Thinking about it once again, the infill continuity could be improved in the new rectilinear2 infill by extending the infill line at both sides. Currently my code extends the infill line at a single end only.

[JeffreyRodriguez]

For large complex parts, connecting infill lines would go a long way - In the old version I noticed a lot of <retract, lift, move, restart> operations that could have been contiguous.

If rectilinear2 has improved half of that, it might go a long way to finish the other half.
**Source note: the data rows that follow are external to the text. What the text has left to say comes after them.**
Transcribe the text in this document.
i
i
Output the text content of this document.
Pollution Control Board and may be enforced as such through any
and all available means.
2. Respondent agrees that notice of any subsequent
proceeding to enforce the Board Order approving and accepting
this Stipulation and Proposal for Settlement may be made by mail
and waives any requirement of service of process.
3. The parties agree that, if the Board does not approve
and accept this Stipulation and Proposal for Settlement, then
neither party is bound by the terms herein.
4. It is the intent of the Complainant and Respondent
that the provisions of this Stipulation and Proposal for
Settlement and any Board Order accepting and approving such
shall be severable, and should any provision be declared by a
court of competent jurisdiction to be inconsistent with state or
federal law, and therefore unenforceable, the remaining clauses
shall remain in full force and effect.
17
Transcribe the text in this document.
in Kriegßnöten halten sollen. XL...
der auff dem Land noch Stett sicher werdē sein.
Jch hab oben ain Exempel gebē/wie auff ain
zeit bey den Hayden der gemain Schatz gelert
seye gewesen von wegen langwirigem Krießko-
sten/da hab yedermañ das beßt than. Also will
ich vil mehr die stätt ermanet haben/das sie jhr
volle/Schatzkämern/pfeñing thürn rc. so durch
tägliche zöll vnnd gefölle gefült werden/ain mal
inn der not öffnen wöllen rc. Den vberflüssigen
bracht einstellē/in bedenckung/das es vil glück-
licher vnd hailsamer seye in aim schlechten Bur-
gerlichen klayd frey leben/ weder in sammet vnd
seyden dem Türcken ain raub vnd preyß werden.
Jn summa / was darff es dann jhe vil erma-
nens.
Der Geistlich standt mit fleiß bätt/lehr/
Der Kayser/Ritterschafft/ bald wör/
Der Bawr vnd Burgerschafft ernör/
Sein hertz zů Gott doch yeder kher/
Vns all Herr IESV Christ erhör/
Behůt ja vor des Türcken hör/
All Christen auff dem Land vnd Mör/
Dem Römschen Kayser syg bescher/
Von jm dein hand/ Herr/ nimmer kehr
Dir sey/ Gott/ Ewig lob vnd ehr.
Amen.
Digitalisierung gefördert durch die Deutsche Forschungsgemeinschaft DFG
I still need to get round to running a dev build of Slic3r personally - Still on 1.2.9 release.

[lordofhyphens]

@JeffreyRodriguez On Windows, there's currently the bintray builds, which replaced rectilinear with rectilinear2.

[JeffreyRodriguez]

@lordofhyphens - Alas - Linux :)

I'm also running into a problem that segfaults unless I disable the plater - but that's literally another issue.

[lordofhyphens]

@JeffreyRodriguez Really? Weird. I do my dev work on linux. Feel free to open up a new issue, but my gut feeling is "disable background processing and see what happens".

[lordofhyphens]

@JeffreyRodriguez https://bintray.com/lordofhyphens/Slic3r/download_file?file_path=slic3r.zip if you want to give it a try (I just did a one-off package from my dev system, no guarantees if it doesn't work ^^;)

Was built on a Debian Linux system with perl 5.20.2, 64-bit.